Brian Shukan, ambassadeur des États-Unis près le Bénin
La menace terroriste et l’extrémisme violent imposent au Bénin une adaptation permanente de ses dispositifs de sécurité. Pour Brian Shukan, Ambassadeur des États-Unis près le Bénin en fin de mission, les défis sont clairement identifiés et appellent des réponses structurelles.
« Il faut toujours agrandir la capacité des forces de sécurité », affirme-t-il lors de la table ronde du mardi 10 février 2026 avec des journalistes béninois. Le diplomate insiste sur la nécessité de renforcer les effectifs, les compétences et les moyens opérationnels des forces armées et de la police.
Au-delà de l’aspect strictement militaire, l’ambassadeur souligne l’importance d’une approche globale. « Ce n’est pas un problème qui peut être résolu seulement avec les armements et avec les forces de sécurité », explique-t-il. Selon lui, la vulnérabilité des zones marginalisées constitue un facteur aggravant.

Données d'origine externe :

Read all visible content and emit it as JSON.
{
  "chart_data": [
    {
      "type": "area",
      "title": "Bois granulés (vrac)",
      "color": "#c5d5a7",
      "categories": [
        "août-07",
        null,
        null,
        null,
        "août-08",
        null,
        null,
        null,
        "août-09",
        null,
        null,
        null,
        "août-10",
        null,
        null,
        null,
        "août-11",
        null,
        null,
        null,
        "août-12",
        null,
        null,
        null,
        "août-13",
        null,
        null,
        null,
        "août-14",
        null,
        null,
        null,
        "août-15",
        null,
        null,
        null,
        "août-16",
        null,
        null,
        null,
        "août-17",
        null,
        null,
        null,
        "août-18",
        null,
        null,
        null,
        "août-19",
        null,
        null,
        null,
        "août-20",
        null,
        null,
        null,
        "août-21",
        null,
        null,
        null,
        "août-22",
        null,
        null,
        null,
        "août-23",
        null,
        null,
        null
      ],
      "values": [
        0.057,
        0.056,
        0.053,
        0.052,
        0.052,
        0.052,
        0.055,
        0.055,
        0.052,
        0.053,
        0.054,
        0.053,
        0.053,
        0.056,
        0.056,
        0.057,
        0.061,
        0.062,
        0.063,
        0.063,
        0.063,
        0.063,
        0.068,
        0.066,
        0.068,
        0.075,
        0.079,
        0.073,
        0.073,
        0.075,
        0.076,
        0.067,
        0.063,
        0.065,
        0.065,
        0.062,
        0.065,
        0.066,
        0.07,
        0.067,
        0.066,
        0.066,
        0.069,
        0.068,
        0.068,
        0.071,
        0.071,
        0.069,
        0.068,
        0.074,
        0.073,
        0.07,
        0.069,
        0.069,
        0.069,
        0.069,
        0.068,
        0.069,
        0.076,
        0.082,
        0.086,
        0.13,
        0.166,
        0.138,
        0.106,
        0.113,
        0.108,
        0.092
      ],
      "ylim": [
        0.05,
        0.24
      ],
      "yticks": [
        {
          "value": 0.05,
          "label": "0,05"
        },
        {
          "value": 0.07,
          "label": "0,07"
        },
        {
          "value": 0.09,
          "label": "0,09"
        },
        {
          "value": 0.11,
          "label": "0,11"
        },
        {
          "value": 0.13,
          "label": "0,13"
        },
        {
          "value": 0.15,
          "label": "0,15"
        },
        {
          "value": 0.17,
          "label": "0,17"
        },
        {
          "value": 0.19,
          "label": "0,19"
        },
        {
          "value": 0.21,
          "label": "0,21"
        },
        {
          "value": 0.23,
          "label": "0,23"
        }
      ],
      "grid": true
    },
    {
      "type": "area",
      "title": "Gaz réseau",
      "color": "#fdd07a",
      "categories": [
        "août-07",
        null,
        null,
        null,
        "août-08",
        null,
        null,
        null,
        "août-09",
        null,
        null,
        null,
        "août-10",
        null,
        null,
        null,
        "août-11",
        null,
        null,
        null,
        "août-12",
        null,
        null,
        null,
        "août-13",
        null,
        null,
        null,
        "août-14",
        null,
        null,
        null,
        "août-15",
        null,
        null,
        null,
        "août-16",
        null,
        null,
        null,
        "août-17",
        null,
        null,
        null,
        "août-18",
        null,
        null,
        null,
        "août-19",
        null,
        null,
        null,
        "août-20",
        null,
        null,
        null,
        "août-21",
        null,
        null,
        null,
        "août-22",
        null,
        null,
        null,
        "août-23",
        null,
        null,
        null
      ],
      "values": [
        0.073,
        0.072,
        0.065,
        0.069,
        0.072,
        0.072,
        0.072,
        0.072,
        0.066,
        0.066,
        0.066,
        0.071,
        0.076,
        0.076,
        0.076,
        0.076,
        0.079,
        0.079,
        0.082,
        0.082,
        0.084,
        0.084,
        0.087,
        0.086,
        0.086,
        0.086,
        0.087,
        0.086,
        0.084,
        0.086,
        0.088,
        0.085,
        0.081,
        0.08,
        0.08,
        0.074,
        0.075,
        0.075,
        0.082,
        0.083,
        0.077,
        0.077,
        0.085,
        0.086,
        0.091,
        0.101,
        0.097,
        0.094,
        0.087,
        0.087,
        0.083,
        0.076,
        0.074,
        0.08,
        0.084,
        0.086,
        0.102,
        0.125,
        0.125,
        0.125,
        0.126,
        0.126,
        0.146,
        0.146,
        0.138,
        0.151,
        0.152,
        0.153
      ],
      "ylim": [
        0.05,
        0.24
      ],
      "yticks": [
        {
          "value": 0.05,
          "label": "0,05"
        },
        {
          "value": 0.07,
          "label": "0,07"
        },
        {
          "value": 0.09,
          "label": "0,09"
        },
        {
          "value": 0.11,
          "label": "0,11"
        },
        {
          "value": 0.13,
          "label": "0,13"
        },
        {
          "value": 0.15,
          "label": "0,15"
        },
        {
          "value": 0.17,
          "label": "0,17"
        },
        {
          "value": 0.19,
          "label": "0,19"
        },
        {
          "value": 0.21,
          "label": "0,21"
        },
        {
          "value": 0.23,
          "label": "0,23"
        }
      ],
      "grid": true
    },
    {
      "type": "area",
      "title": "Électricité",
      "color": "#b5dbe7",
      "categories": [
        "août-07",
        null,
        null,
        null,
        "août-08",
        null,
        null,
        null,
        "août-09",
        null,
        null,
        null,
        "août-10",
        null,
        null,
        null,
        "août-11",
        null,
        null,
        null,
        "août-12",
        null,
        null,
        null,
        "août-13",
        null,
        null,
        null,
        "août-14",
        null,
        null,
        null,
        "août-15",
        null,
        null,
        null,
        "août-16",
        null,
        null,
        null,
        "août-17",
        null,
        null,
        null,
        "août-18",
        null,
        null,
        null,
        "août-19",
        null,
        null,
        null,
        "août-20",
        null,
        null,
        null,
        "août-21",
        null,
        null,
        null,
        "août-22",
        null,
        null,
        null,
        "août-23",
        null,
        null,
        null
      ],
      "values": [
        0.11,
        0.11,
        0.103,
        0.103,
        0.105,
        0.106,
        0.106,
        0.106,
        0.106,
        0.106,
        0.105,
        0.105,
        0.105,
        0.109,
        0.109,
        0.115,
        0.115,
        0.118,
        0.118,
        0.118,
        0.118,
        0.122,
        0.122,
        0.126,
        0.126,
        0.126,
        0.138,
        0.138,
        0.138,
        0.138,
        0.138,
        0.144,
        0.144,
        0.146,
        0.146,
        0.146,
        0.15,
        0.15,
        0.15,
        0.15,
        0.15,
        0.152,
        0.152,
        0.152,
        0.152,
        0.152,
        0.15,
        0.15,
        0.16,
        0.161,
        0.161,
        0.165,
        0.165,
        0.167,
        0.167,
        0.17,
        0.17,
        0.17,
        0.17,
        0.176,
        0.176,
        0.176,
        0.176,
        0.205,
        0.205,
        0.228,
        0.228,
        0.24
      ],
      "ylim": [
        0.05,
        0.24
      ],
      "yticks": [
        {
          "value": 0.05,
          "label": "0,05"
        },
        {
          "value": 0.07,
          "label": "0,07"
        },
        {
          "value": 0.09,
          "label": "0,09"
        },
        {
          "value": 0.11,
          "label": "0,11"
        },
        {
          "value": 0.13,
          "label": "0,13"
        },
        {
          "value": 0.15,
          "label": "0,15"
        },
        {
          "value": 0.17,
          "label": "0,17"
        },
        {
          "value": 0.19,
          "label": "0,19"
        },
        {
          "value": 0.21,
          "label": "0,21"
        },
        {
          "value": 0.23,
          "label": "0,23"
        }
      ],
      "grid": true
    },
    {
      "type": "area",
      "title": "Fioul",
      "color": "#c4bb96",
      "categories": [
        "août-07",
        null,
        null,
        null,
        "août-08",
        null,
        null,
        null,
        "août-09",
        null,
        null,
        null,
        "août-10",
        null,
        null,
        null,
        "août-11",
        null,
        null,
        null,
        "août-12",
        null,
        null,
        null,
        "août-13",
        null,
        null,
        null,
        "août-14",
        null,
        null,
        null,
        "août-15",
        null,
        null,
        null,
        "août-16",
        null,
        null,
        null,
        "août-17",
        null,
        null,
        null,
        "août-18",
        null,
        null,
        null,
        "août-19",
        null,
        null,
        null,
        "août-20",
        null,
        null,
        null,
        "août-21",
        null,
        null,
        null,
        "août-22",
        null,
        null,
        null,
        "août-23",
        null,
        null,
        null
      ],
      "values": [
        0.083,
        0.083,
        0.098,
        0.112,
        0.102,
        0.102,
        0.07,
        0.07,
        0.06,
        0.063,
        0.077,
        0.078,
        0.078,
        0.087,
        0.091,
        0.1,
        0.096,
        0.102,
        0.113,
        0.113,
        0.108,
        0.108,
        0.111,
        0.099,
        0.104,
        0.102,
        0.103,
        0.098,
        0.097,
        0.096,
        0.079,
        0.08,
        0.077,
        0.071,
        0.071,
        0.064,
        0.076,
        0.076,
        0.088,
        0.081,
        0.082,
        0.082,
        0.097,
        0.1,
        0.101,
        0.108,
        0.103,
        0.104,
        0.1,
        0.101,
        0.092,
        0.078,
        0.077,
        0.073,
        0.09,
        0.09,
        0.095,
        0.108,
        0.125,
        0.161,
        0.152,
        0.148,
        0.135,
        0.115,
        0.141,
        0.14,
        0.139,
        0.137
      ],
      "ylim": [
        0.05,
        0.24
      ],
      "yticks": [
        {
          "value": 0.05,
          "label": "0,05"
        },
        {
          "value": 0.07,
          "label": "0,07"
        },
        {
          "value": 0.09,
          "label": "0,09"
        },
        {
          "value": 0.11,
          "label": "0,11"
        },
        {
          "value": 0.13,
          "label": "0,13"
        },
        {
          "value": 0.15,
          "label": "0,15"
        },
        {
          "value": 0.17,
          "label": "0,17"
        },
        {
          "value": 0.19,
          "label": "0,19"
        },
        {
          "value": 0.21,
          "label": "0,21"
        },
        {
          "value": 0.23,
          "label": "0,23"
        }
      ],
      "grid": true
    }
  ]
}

« Il faut adresser les besoins de la population, particulièrement dans les zones marginalisées. La question de pauvreté existe. Ça présente une certaine vulnérabilité pour ces populations », observe-t-il, appelant à une action conjointe entre acteurs de la sécurité et du développement.
La dimension régionale apparaît également comme un axe central d’amélioration. Face à des groupes qui ignorent les frontières, Brian Shukan plaide pour une réponse collective. « C’est important d’avoir une coopération régionale avec les voisins pour mieux et plus efficacement confronter ce problème », soutient-il.
Il a évoqué la nécessité du partage d’informations et de la coordination entre pays. « Les organisations violentes et les extrémistes ne respectent pas les frontières nationales », rappelle-t-il, faisant écho à la situation en Afrique de l’Ouest et dans le Sahel.
Fier du partenariat entre Cotonou et Washington
L’ambassadeur en fin de mission a saisi l’occasion pour parle de la coopération sécuritaire entre le Bénin et les États-Unis. L’ambassadeur se dit « très fier du partenariat » établi avec les forces de sécurité béninoises. Ce partenariat s’est traduit par « plus de 30 millions de dollars » de dons consacrés aux programmes de sécurité, incluant des équipements militaires et policiers, ainsi que des formations au profit des Forces armées béninoises et de la Police républicaine. « On vient de finir la construction d’un centre de formation pour les policiers », précise-t-il.
Brian Shukan insiste toutefois sur un principe fondamental : « C’est le Bénin qui dirige cette lutte. Ce n’est pas pour un pays étranger de faire ça ». L’appui américain se veut un accompagnement destiné à « construire la capacité du Bénin », dans un esprit de respect de la souveraineté nationale.
Sous son mandat, le cadre institutionnel de cette coopération a également évolué. « Aujourd’hui, nous avons un bureau de coopération militaire à l’ambassade même, dirigé par un officier militaire américain », explique-t-il, évoquant une présence continue, complétée par un dispositif similaire dans le domaine de la coopération policière contre le terrorisme. « J’ai la confiance que, certainement dans le court terme, moyen terme, on continue ces programmes et ce niveau de coopération », conclut-il.